A motion to ban the non-medical circumcision of males
younger than 18 has been presented to the Swedish parliament.
Two lawmakers from the rightist Sweden Democrats party,
noting that female genital mutilation is illegal in Sweden, submitted the
motion to the Riksdag on Tuesday. A vote on the motion has not been set.
Bjorn Soder and Per Ramhorn wrote in the measure that “boys
should have the same right to avoid both complications of reduced sensitivity
in the genitals, painful erections, increased risk of kidney damage and
psychological distress by permanent removal, and the tremendous violation of
privacy that circumcision actually means.”
The motion proposes to scrap legislation from 2001 that says
circumcision of newborns is permissible if it is performed by a “licensed
professional.”
Jewish ritual circumcisers, or mohelim, in Sweden receive
their licenses from the country’s health board, but a nurse or doctor must
still be present when they perform the procedure.

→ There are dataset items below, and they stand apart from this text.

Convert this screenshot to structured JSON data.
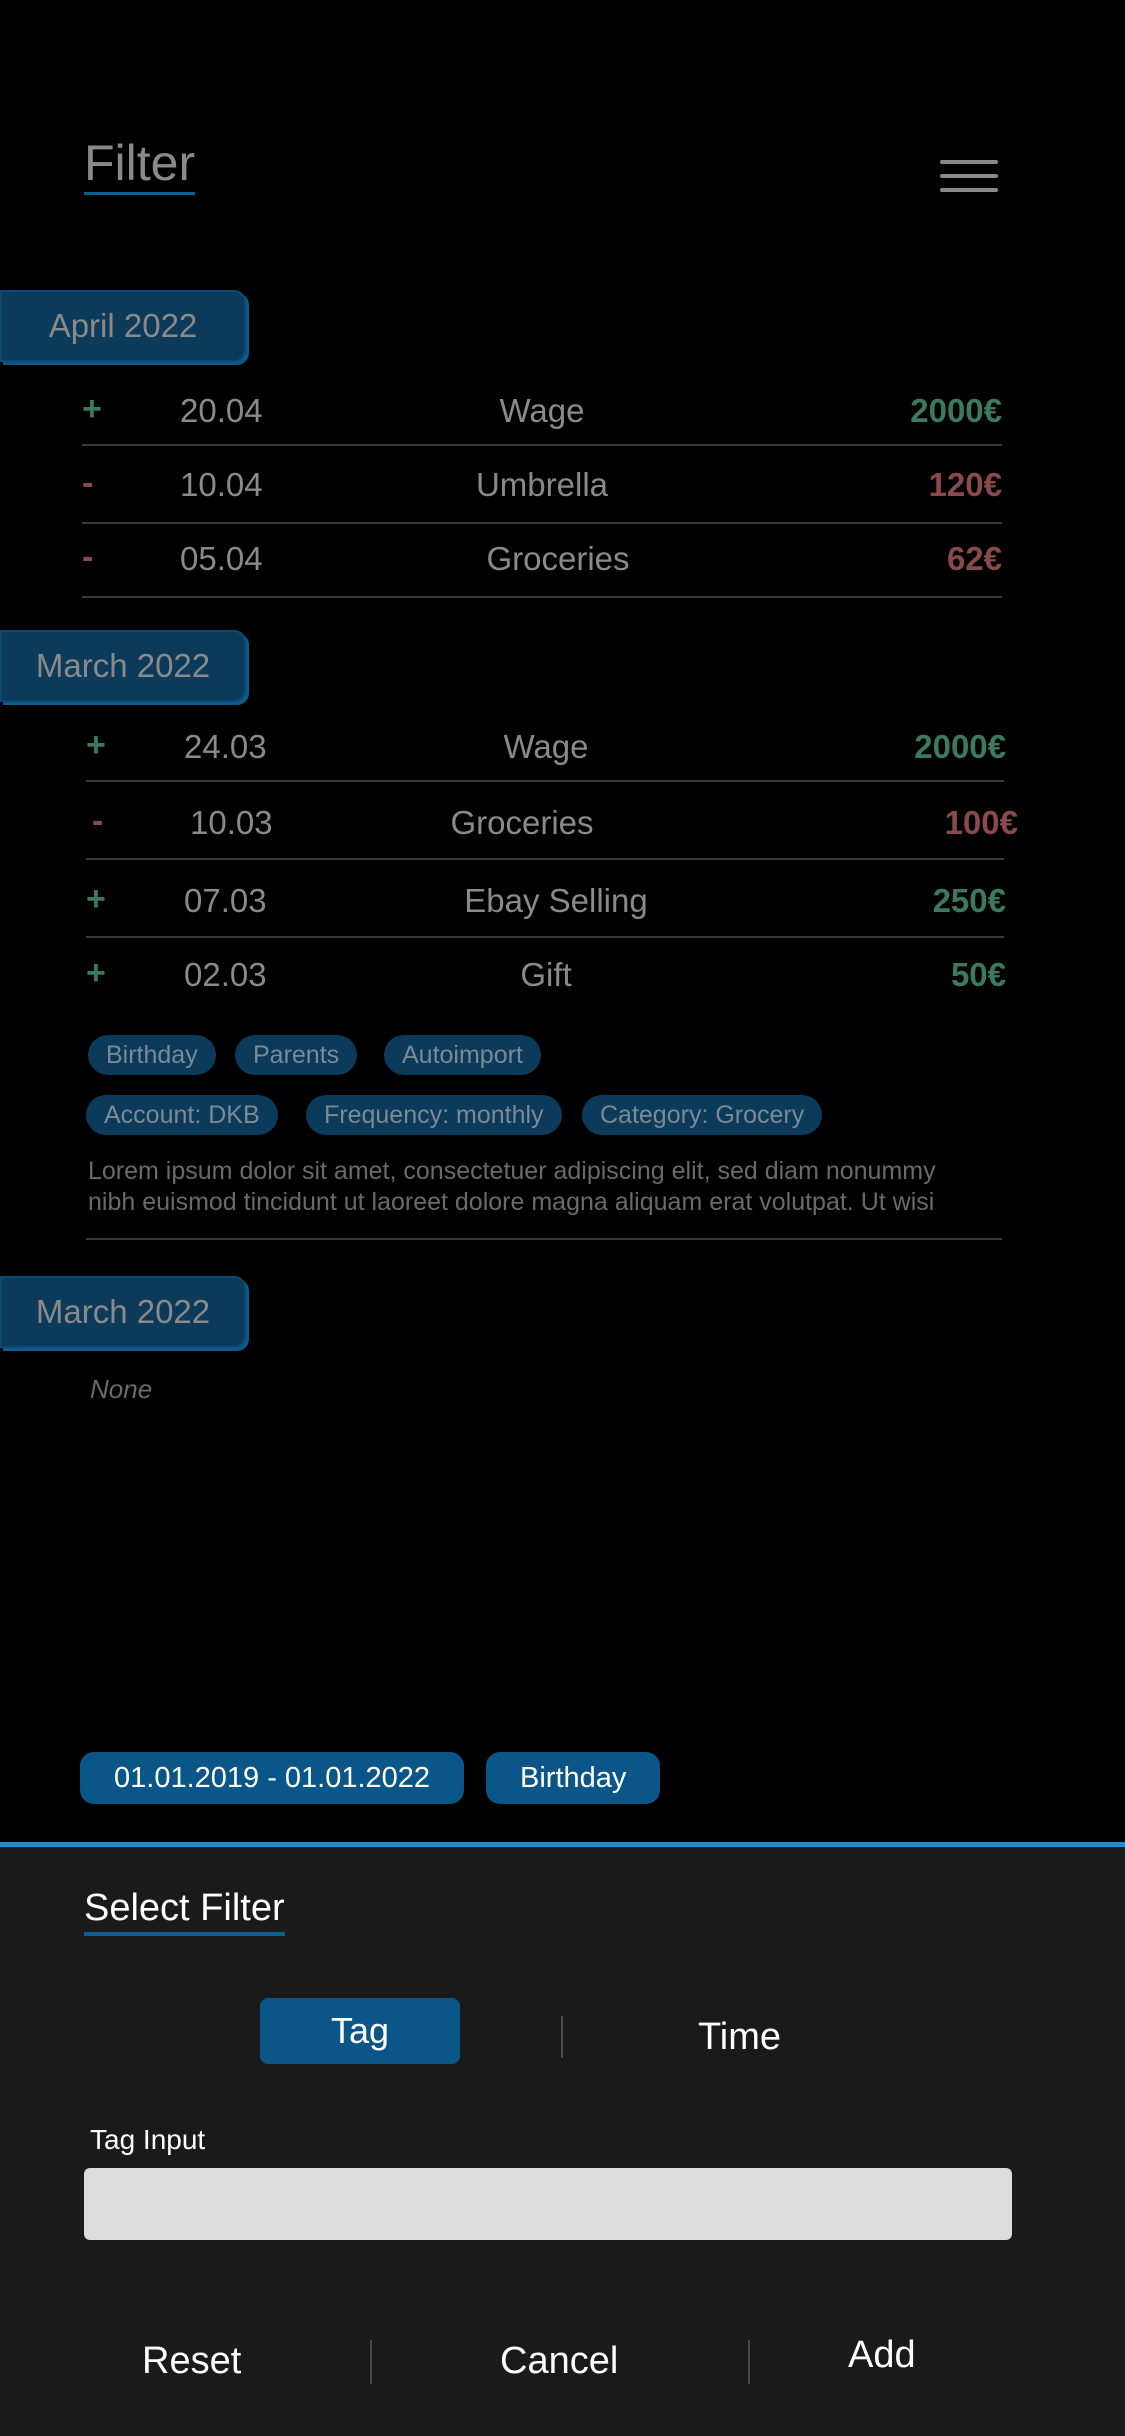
{
  "header": {
    "title": "Filter",
    "menu_icon": "hamburger-menu-icon"
  },
  "months": [
    {
      "label": "April 2022",
      "transactions": [
        {
          "sign": "+",
          "date": "20.04",
          "label": "Wage",
          "amount": "2000€",
          "type": "income"
        },
        {
          "sign": "-",
          "date": "10.04",
          "label": "Umbrella",
          "amount": "120€",
          "type": "expense"
        },
        {
          "sign": "-",
          "date": "05.04",
          "label": "Groceries",
          "amount": "62€",
          "type": "expense"
        }
      ]
    },
    {
      "label": "March 2022",
      "transactions": [
        {
          "sign": "+",
          "date": "24.03",
          "label": "Wage",
          "amount": "2000€",
          "type": "income"
        },
        {
          "sign": "-",
          "date": "10.03",
          "label": "Groceries",
          "amount": "100€",
          "type": "expense"
        },
        {
          "sign": "+",
          "date": "07.03",
          "label": "Ebay Selling",
          "amount": "250€",
          "type": "income"
        },
        {
          "sign": "+",
          "date": "02.03",
          "label": "Gift",
          "amount": "50€",
          "type": "income"
        }
      ],
      "expanded": {
        "tags": [
          "Birthday",
          "Parents",
          "Autoimport"
        ],
        "meta": [
          "Account: DKB",
          "Frequency: monthly",
          "Category: Grocery"
        ],
        "description_line1": "Lorem ipsum dolor sit amet, consectetuer adipiscing elit, sed diam nonummy",
        "description_line2": "nibh euismod tincidunt ut laoreet dolore magna aliquam erat volutpat. Ut wisi"
      }
    },
    {
      "label": "March 2022",
      "empty_text": "None"
    }
  ],
  "active_filters": [
    "01.01.2019 - 01.01.2022",
    "Birthday"
  ],
  "sheet": {
    "title": "Select Filter",
    "tabs": {
      "active": "Tag",
      "other": "Time"
    },
    "input_label": "Tag Input",
    "input_value": "",
    "buttons": {
      "reset": "Reset",
      "cancel": "Cancel",
      "add": "Add"
    }
  },
  "colors": {
    "income": "#3b7a5c",
    "expense": "#8b4a4a",
    "accent": "#0b5688",
    "sheet_border": "#1b8ed4"
  }
}
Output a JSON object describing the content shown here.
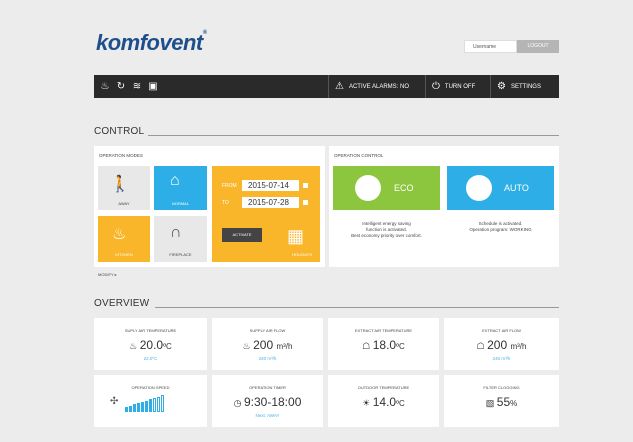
{
  "brand": {
    "logo": "komfovent"
  },
  "header": {
    "username_placeholder": "Username",
    "logout_label": "LOGOUT"
  },
  "topbar": {
    "alarms_label": "ACTIVE ALARMS: NO",
    "turn_off_label": "TURN OFF",
    "settings_label": "SETTINGS"
  },
  "control": {
    "title": "CONTROL",
    "operation_modes": {
      "label": "OPERATION MODES",
      "away": "AWAY",
      "normal": "NORMAL",
      "kitchen": "KITCHEN",
      "fireplace": "FIREPLACE",
      "holidays": {
        "label": "HOLIDAYS",
        "from_label": "FROM",
        "to_label": "TO",
        "from_date": "2015-07-14",
        "to_date": "2015-07-28",
        "activate_label": "ACTIVATE"
      },
      "modify_label": "MODIFY ▸"
    },
    "operation_control": {
      "label": "OPERATION CONTROL",
      "eco": {
        "label": "ECO",
        "desc1": "Intelligent energy saving",
        "desc2": "function is activated.",
        "desc3": "Best economy priority over comfort."
      },
      "auto": {
        "label": "AUTO",
        "desc1": "Schedule is activated.",
        "desc2": "Operation program: WORKING"
      }
    }
  },
  "overview": {
    "title": "OVERVIEW",
    "cards": [
      {
        "title": "SUPLY AIR TEMPERATURE",
        "value": "20.0",
        "unit": "ºC",
        "sub": "22.0ºC"
      },
      {
        "title": "SUPPLY AIR FLOW",
        "value": "200",
        "unit": "m³/h",
        "sub": "240 m³/h"
      },
      {
        "title": "EXTRACT AIR TEMPERATURE",
        "value": "18.0",
        "unit": "ºC",
        "sub": ""
      },
      {
        "title": "EXTRACT AIR FLOW",
        "value": "200",
        "unit": "m³/h",
        "sub": "240 m³/h"
      },
      {
        "title": "OPERATION SPEED",
        "value": "",
        "unit": "",
        "sub": "",
        "level": 0.7
      },
      {
        "title": "OPERATION TIMER",
        "value": "9:30-18:00",
        "unit": "",
        "sub": "Next: AWAY"
      },
      {
        "title": "OUTDOOR TEMPERATURE",
        "value": "14.0",
        "unit": "ºC",
        "sub": ""
      },
      {
        "title": "FILTER CLOGGING",
        "value": "55",
        "unit": "%",
        "sub": ""
      }
    ]
  },
  "colors": {
    "green": "#8cc63e",
    "blue": "#2eaee6",
    "orange": "#f9b62b",
    "dark": "#2a2a2a"
  },
  "icons": {
    "topbar": [
      "heating-icon",
      "refresh-icon",
      "heater-icon",
      "document-icon"
    ],
    "alarm": "warning-icon",
    "power": "power-icon",
    "settings": "gear-icon"
  }
}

The anti-immigration Sweden Democrats party was established
in 1988 but only made it into parliament following unprecedented gains in the
2010 elections, when it garnered 5.7 percent of the votes, or 20 seats out of
349 in Sweden’s parliament. The opposition party is the sixth largest faction
in the Riksdag.
Ritual circumcision of underage boys increasingly has come
under attack in Scandinavia, both by left-wing secularists as well as
right-wingers who fear the influence of immigration from Muslim countries.
The opposition follows a ruling last year by a German court
in Cologne that ritual circumcision amounted to a criminal act. The ruling was
overturned but triggered temporary bans in Austria and Switzerland.
Sweden has about 20,000 Jews and 500,000 Muslims, according
to a U.S. State Department report from 2011.